Professor Steven Rose & Arthur Janov

Two books by Arthur Janov, the founder of Primal Therapy, describe biochemical research conducted in conjunction with Professor Steven Rose of the Open University in the UK. In The New Primal Scream (1991) and The Biology of Love (2000) Arthur Janov implies that the results confirmed his claims about the effectiveness of Primal Therapy. Readers may have searched in vain for a relevant journal citation among the references. That's because the research findings appeared in a student thesis.

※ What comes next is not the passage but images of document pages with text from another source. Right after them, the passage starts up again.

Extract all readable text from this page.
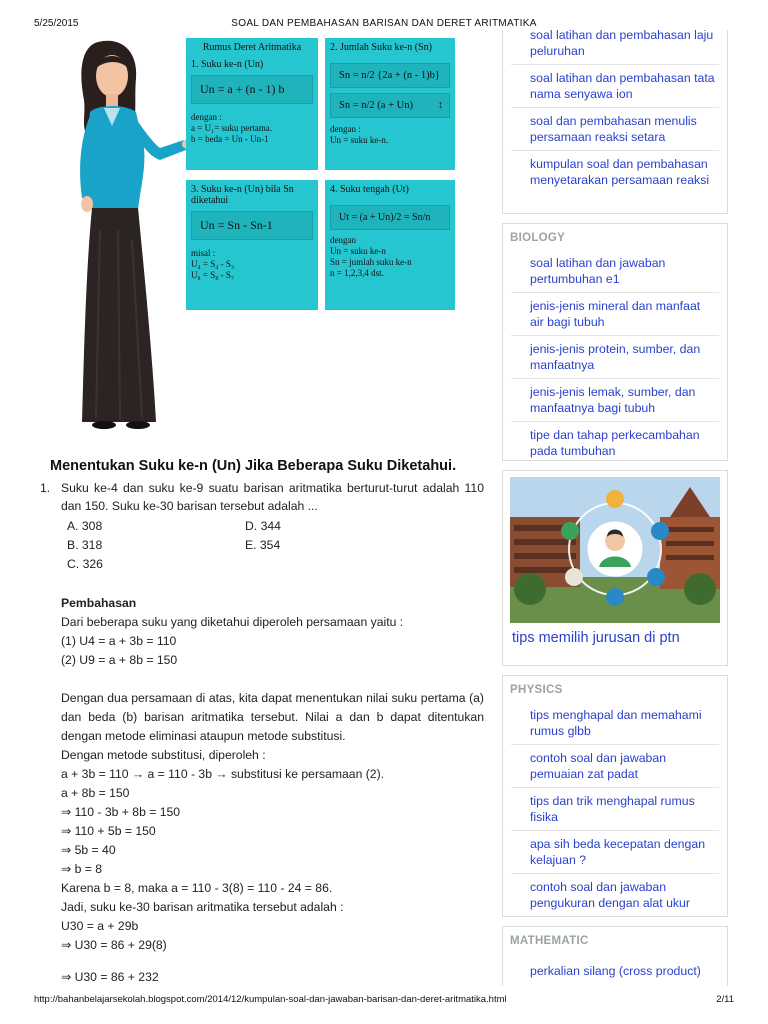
5/25/2015	SOAL DAN PEMBAHASAN BARISAN DAN DERET ARITMATIKA
Rumus Deret Aritmatika
1. Suku ke-n (Un)
Un = a + (n - 1) b
dengan :
a = U₁= suku pertama.
b = beda = Un - Un-1
2. Jumlah Suku ke-n (Sn)
Sn = n/2 {2a + (n - 1)b}
Sn = n/2 (a + Un) ↕
dengan :
Un = suku ke-n.
3. Suku ke-n (Un) bila Sn diketahui
Un = Sn - Sn-1
misal :
U₄ = S₄ - S₃
U₈ = S₈ - S₇
4. Suku tengah (Ut)
Ut = (a + Un)/2 = Sn/n
dengan
Un = suku ke-n
Sn = jumlah suku ke-n
n = 1,2,3,4 dst.
Menentukan Suku ke-n (Un) Jika Beberapa Suku Diketahui.
1. Suku ke-4 dan suku ke-9 suatu barisan aritmatika berturut-turut adalah 110 dan 150. Suku ke-30 barisan tersebut adalah ...
A. 308	D. 344
B. 318	E. 354
C. 326
Pembahasan
Dari beberapa suku yang diketahui diperoleh persamaan yaitu :
(1) U4 = a + 3b = 110
(2) U9 = a + 8b = 150
Dengan dua persamaan di atas, kita dapat menentukan nilai suku pertama (a) dan beda (b) barisan aritmatika tersebut. Nilai a dan b dapat ditentukan dengan metode eliminasi ataupun metode substitusi.
Dengan metode substitusi, diperoleh :
a + 3b = 110 → a = 110 - 3b → substitusi ke persamaan (2).
a + 8b = 150
⇒ 110 - 3b + 8b = 150
⇒ 110 + 5b = 150
⇒ 5b = 40
⇒ b = 8
Karena b = 8, maka a = 110 - 3(8) = 110 - 24 = 86.
Jadi, suku ke-30 barisan aritmatika tersebut adalah :
U30 = a + 29b
⇒ U30 = 86 + 29(8)
⇒ U30 = 86 + 232
soal latihan dan pembahasan laju peluruhan
soal latihan dan pembahasan tata nama senyawa ion
soal dan pembahasan menulis persamaan reaksi setara
kumpulan soal dan pembahasan menyetarakan persamaan reaksi
BIOLOGY
soal latihan dan jawaban pertumbuhan e1
jenis-jenis mineral dan manfaat air bagi tubuh
jenis-jenis protein, sumber, dan manfaatnya
jenis-jenis lemak, sumber, dan manfaatnya bagi tubuh
tipe dan tahap perkecambahan pada tumbuhan
tips memilih jurusan di ptn
PHYSICS
tips menghapal dan memahami rumus glbb
contoh soal dan jawaban pemuaian zat padat
tips dan trik menghapal rumus fisika
apa sih beda kecepatan dengan kelajuan ?
contoh soal dan jawaban pengukuran dengan alat ukur
MATHEMATIC
perkalian silang (cross product)
http://bahanbelajarsekolah.blogspot.com/2014/12/kumpulan-soal-dan-jawaban-barisan-dan-deret-aritmatika.html	2/11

Professor Steven Rose wrote about his research with Arthur Janov in "Lifelines" (1997). The book is Professor Rose's response to genetic fundamentalists who insist that all aspects of human biology are invetiable consequences of natural selection.
http://www.amazon.co.uk/dp/0140237003/

These are Steven Rose's comments about Arthur Janov
[page 55 in the UK paperback edition]:

“A few years ago I was approached by Art Janov, the founder of a form of psychotherapy known as Primal Screaming. Janov was convinced of the validity of the theory on which his therapeutic method, a form of 'rebirthing', was based, and was further convinced that depressed clients who underwent his therapy should show biochemical and immunological changes which indicated that they were improving. Could I test this idea? I agreed to make measurements on blood samples taken from clients both before and up to a year after they went through their screaming therapy. One of the measures I chose was of the quantity of receptor molecules for the neurotransmitter serotonin present on the surface membranes of a particular class of blood cells (platelets). These are the receptors which are the target for the class of drugs known as selective serotonin re-uptake inhibitors (SSRIs); Prozac is one of the best known examples.

As Janov had hoped, it turned out that before therapy, the quantity of these particular receptors in his client's platelets was considerably below normal. Within six months of therapy, clients' depression had lifted, and the biochemical and immunological measures I was making approached the average for 'normal' non-depressed people of the same age and sex. Janov was (and I believe still is, for he has cited this finding in books he has subsequently written) convinced that this proved his therapeutic theory to be valid. But while there is a weak correlation between the biochemical measures I was making and standard psychiatric rating scales for depression, there is no way of knowing whether (a) his clients would have recovered even without therapy, or more importantly, (b) whether the therapy Janov offers works because his theory about it is correct, or because he is a charismatic figure whose clients recover because they believe that they will get better if they scream appropriately [the placebo effect]. Indeed, I obtained similar biochemical results when, a couple of years later, I did a similar study with depressed clients going through other, less dramatic forms of psychotherapy, so I suspect that in such cases the therapist matters more than the therapeutic theory.24* The therapies thus meet the criterion that they 'work', inasmuch as clients going through them show behavioural and biochemical changes in accordance with prediction. However, these changes apparently occur irrespective of the therapeutic theories on which the treatments are based.”

* Chapter note #24 is a reference to a student Thesis:
Willis, Sarah (1992)
'The influence of psychotherapy and depression on platelet imipramine and paroxetine binding', Thesis, Open University.